Es casi la hora. Con impaciencia fumo el enésimo cigarrillo mientras
te espero. Sobre la mesa dos cafés humeantes y una cajetilla de tabaco abierta.
Esta vez soy yo quien te pone la tentación a mano. Llevo meses oyéndote decir
que has dejado de fumar y los dos sabemos que no es verdad.
Entras silbando una cancioncilla pegadiza que, seguramente, te has
inventado mientras subías en el ascensor. El flequillo revuelto por el viento.
Ese jersey azul que me gusta tanto. Arrastrando los pies como un niño y es que,
en el fondo, sigues siendo un niño. Tus ojos te delatan, por mirarlo todo con
infinita curiosidad.
Te sientas a mi lado, sé que estás sonriendo. Tu colonia inunda el
ambiente. Tamborileas nervioso sobre la mesa y tus dedos, disimulando, caminan
hacia la cajetilla abierta. Has caído en mi trampa. Rozas los filtros y eliges
un cigarro, como quien escoge entre un puñado de caramelos.

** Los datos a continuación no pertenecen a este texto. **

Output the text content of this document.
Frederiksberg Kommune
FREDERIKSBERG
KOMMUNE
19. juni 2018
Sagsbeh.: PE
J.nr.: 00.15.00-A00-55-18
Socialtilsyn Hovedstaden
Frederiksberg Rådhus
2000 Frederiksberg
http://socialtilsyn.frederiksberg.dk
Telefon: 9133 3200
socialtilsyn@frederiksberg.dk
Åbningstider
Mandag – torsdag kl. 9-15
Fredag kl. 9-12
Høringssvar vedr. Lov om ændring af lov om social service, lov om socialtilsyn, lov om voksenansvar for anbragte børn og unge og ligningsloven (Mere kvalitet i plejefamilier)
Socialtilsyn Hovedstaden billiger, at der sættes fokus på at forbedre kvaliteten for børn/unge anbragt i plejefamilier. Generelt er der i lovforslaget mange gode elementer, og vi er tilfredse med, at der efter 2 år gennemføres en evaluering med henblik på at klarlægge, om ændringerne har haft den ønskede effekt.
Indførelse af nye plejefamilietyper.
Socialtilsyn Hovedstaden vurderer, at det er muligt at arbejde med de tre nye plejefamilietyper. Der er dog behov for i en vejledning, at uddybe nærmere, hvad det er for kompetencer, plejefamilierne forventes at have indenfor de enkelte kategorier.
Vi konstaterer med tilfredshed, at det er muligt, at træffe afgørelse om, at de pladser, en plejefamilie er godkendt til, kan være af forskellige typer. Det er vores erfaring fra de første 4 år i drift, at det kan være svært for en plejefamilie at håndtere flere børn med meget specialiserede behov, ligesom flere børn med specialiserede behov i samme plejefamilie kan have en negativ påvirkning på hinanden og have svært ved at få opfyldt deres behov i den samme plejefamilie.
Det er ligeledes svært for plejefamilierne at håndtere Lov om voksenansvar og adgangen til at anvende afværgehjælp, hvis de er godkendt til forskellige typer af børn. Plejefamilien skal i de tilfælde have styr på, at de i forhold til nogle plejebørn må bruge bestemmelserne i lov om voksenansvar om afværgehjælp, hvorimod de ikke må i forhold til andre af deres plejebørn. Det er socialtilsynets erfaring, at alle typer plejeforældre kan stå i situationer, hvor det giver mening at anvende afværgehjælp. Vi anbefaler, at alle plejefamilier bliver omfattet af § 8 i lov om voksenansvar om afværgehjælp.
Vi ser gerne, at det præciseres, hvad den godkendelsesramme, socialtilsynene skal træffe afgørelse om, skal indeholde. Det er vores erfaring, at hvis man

No vas a encenderlo, lo sé y lo sabes, pero me miras de reojo para
confirmar si me he dado cuenta de tu robo. Lo sostendrás entre los dedos,
jugueteando con él. Tal vez lo acerques a tu boca, fingiendo una profunda
calada. Tal vez lo coloques detrás de la oreja antes de irte para disfrutarlo
en esos cinco minutos perdidos que te llevan a la boca de metro.
Carraspeas y comienzas a leerme el cuento que toca hoy. Tu voz resuena
serena y pausada, con esos matices que delatan de dónde viniste. Ese acento
català que no puedes, ni quieres, disimular.